Published in Stacy on IoT on May 2, 2023.

Are you ready to dump your car keys? To ditch the fobs, which have largely replaced physical keys, for your smartphone? Even if you’re not, the technology is coming, and with it, potentially other new features, such as the ability to detect children left in car seats.

At the end of March, a group of automotive and smartphone companies got together at a Google office to test out the Car Connectivity Consortium’s (CCC’s) Digital Key. The goal of the plugfest was to test out how well different phones and cars worked together to unlock and start vehicles using only a smartphone. Participants included Apple, BMW, Continental Automotive, Google, OPPO, Rivian Automotive, and Samsung.

This particular testing effort gets us closer to what has been a 5-year plan to use some kind of radio frequency technology to let users open and start their cars using only their smartphones. And because of the CCC’s efforts, the driver shouldn’t have to remove their phone from their pocket. The Digital Key standard would use a combination of Bluetooth and ultra-wideband and would work across a variety of different cars.

Today I can open my Tesla and drive it using the Tesla app on my smartphone, but it requires Internet connectivity, and the Tesla servers have to be working. Indeed, I’ve found myself stuck on more than one occasion, so I never leave home without my key fob. And Tesla’s solution is proprietary to Tesla. (Newer Teslas have a phone key that works using Bluetooth to open the car without having to open the app.)

A standardized digital key would work across all phones and most vehicles, making it easy for people to get credentials for their car on their handset and open their vehicle. This would be especially useful for rental cars or fleet vehicles. The digital key would also work locally without requiring internet access or an intervening server, which means you just need the phone and the car to work.

Other automotive members of the consortium include DENSO, Ford, General Motors, Honda, Hyundai, Mercedes-Benz, and Volkswagen. Daniel Knobloch, a vice president at the CCC and a wireless systems expert at BMW, said to me in an interview that a UWB version of a digital key was released in 2021 and that a few early adopters were asking a lot of questions about how it would work.

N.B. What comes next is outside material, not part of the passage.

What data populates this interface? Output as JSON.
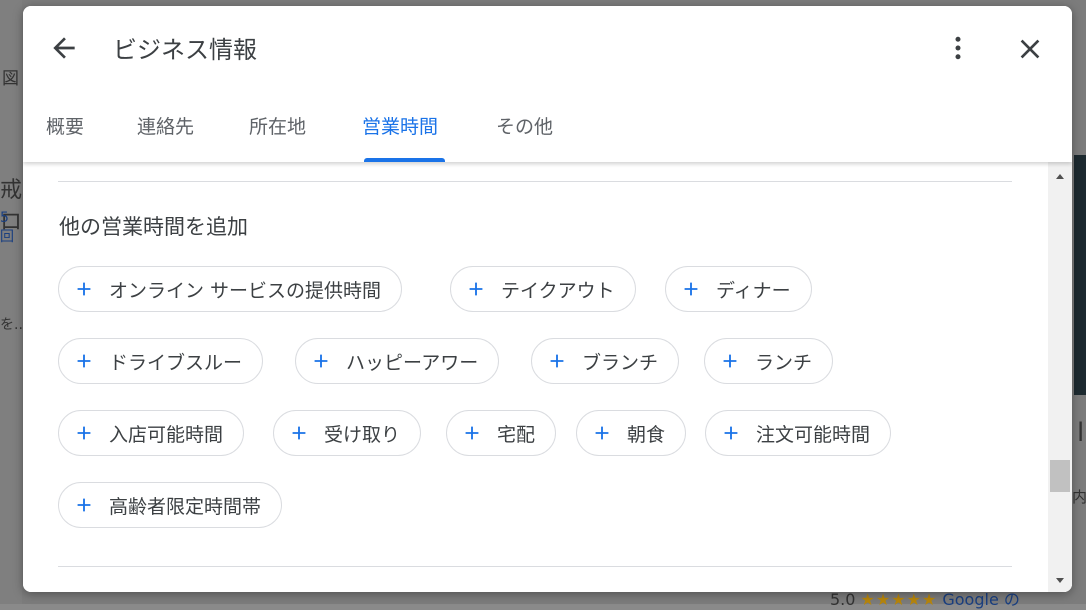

As part of the standardization process, the focus has been on security and ensuring that adding this feature doesn’t lead to more car thefts. Knobloch said that part of the standard included a dedicated and isolated chip in the smartphone to store the credentials for a car’s digital key. Other necessary elements for the standard include figuring out how to share keys for a vehicle among a group of users, how to transfer ownership in the case of a sale (or rental agreement ending), and how to localize the key either inside or outside of the car.

The standard uses precision location from UWB to figure out where a person is in relation to the inside or outside of the car and UWB plus Bluetooth to transfer the credentialing data during a secure session. Knobloch said that the other big challenge was getting the industry to agree on a standard for a digital key, but the CCC appears to be the winning choice. I would expect him to say nothing less, but the roster of carmakers is impressive.

Knobloch said that carmakers want this digital key to become a standard feature as opposed to something consumers would pay an extra subscription for. We’ve seen in recent years carmakers charge subscription fees for new tech features such as remote start or even heated seats.

He also said that once UWB radios are installed in new vehicles we might see new use cases for the technology. “As carmakers put the hardware in the cars, other use cases like child presence or gesture detection are a nice, low-hanging fruit, but from CCC’s perspective we’re really focused on the digital key ecosystem,” said Knobloch.

As for timing, Knobloch couldn’t say when consortium members will replace their fobs with digital keys, but as a consumer, he’s ready for it. He plans to give up a physical fob or key as soon as he’s able.